Luckily, after the fall of the socialist block, they’ve reduced, considerably, the original kinship of our national political-genealogical tree.

clip image004It also happens continuously that when the screen shows the winner of a gold medal, and our beloved storytellers are talking about something that happened twenty years ago, when a Cuban X medal won in this or that event, and they bring nothing to the scene on the screen.

Especially in the opening ceremony, they never could, of didn’t want to, describe what was happening on the stage or about the personalities seen among the audience that the camera kept focusing on.
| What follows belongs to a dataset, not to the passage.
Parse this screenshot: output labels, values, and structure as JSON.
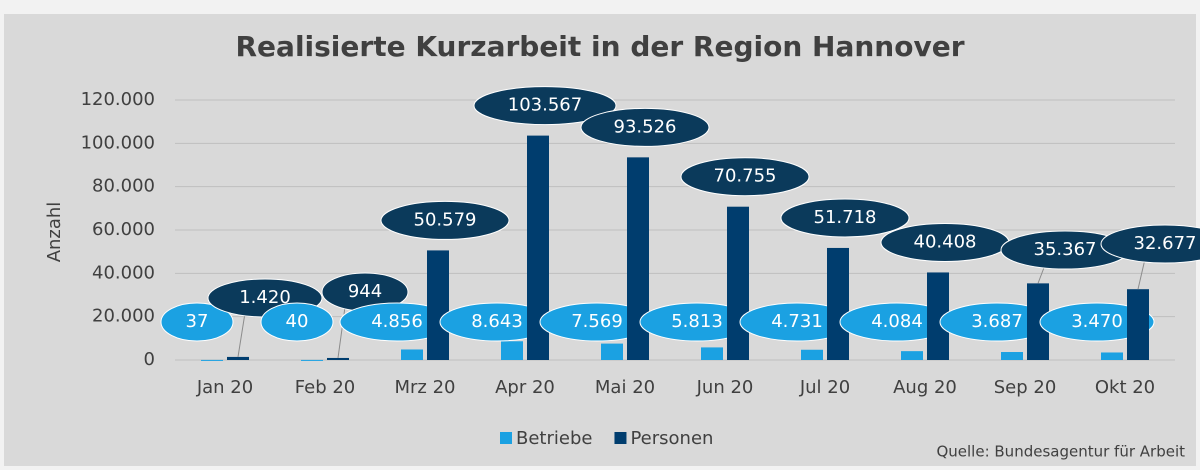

Nor did they contribute anything interesting about the personal data of the most outstanding athletes, referring to many years ago when in these games the defunct socialist countries won the medal.

It is very unethical and unprofessional to be implying, and sometimes even saying, when a Cuban is losing or color of the medal about to be won is not the dream, that is because judges are conspiring against us. Also, if it comes to competing with British, it’s widely said that they are favoring the local athletes. This makes many of us refuse to follow the competition, for the marked political focus that they give them. Sometimes, and I’m not ashamed to admit it, I even prefer that we lose, to save myself all the triumphalist and chauvinistic verbiage that goes along with a win, and the tiresome repetition of it, sometimes lasting several days.
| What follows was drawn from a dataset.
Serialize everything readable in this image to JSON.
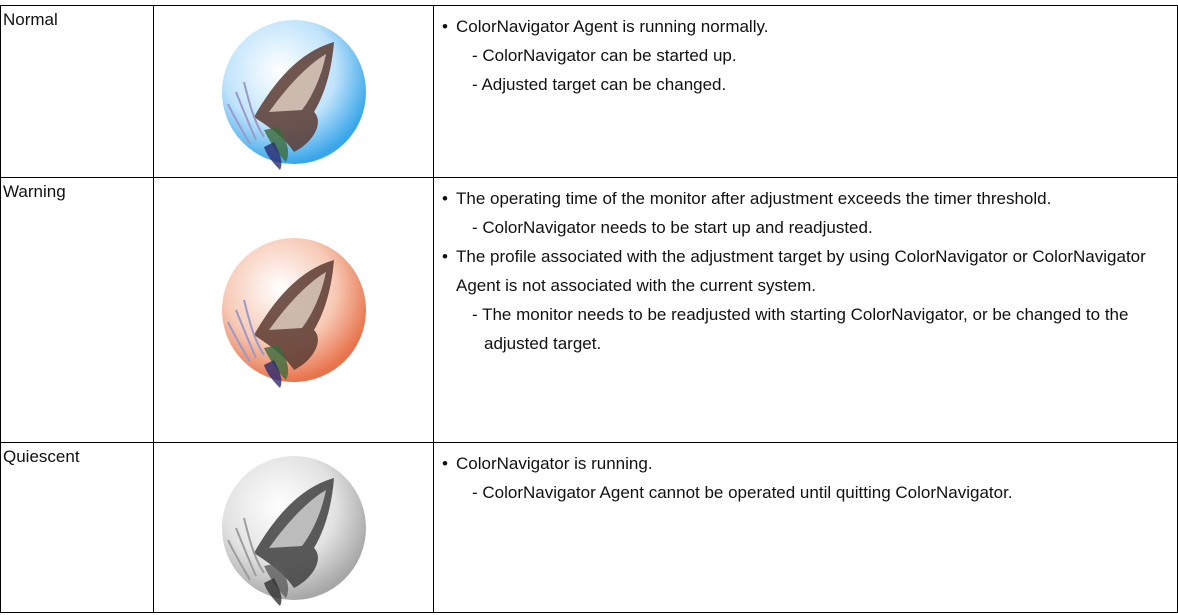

But still there is something sadder than this: our athletes, as they finished their competitions , are immediately put on a plane, heart in hand, taking them back to the homeland. They can never allow them the pleasure of attending the closing ceremonies or the exchanges with other delegations.

August 3 2012

On the block where I live was, in another era, a haven of peace to walk along, protected by the shade offered by its trees, all, one by one, victims of some neighbors who were greatly annoyed by the dry leaves they shed, without caring anything about the cans and empty cartons, cigarette buts, that they themselves strewed across the sidewalks and flowerbeds.

A couple of days ago the last tree fell, a tree that gave us shade, although not on the sidewalk but next to it within the grounds of a kindergarten. It was attacked on several occasions by a neighbor who threw oil on it, with the clear intention of drying it up. The tree survived, because the sap continued to circulate through the trunk that was beyond the reach of this predator. But weakened in the extreme, finally it fell on the perimeter fence, damaging it and blocking the way, in its great leaning toward the pavement. The mastermind of this destruction looked for a way to get an Electric Company brigade to come and cut it down, since its fall affected the wires.

This tree could have been saved by tying it back and returning it to its position, but this would have been in a civilized and well organized country, where institutions exist who work to protect them, not in ours. This was simply a chopping down and leaving it in a dangerous position. Today, finally, a brigade with an electric saw came and cut it into pieces. The brigade came, sawed and retired, as always, taking the large pieces of the trunk but leaving lots of branches and leaves scattered on the sidewalk.

One tree less, in a country where the sun punishes all of us equally. Now nothing more can come to shelter us in its shadow.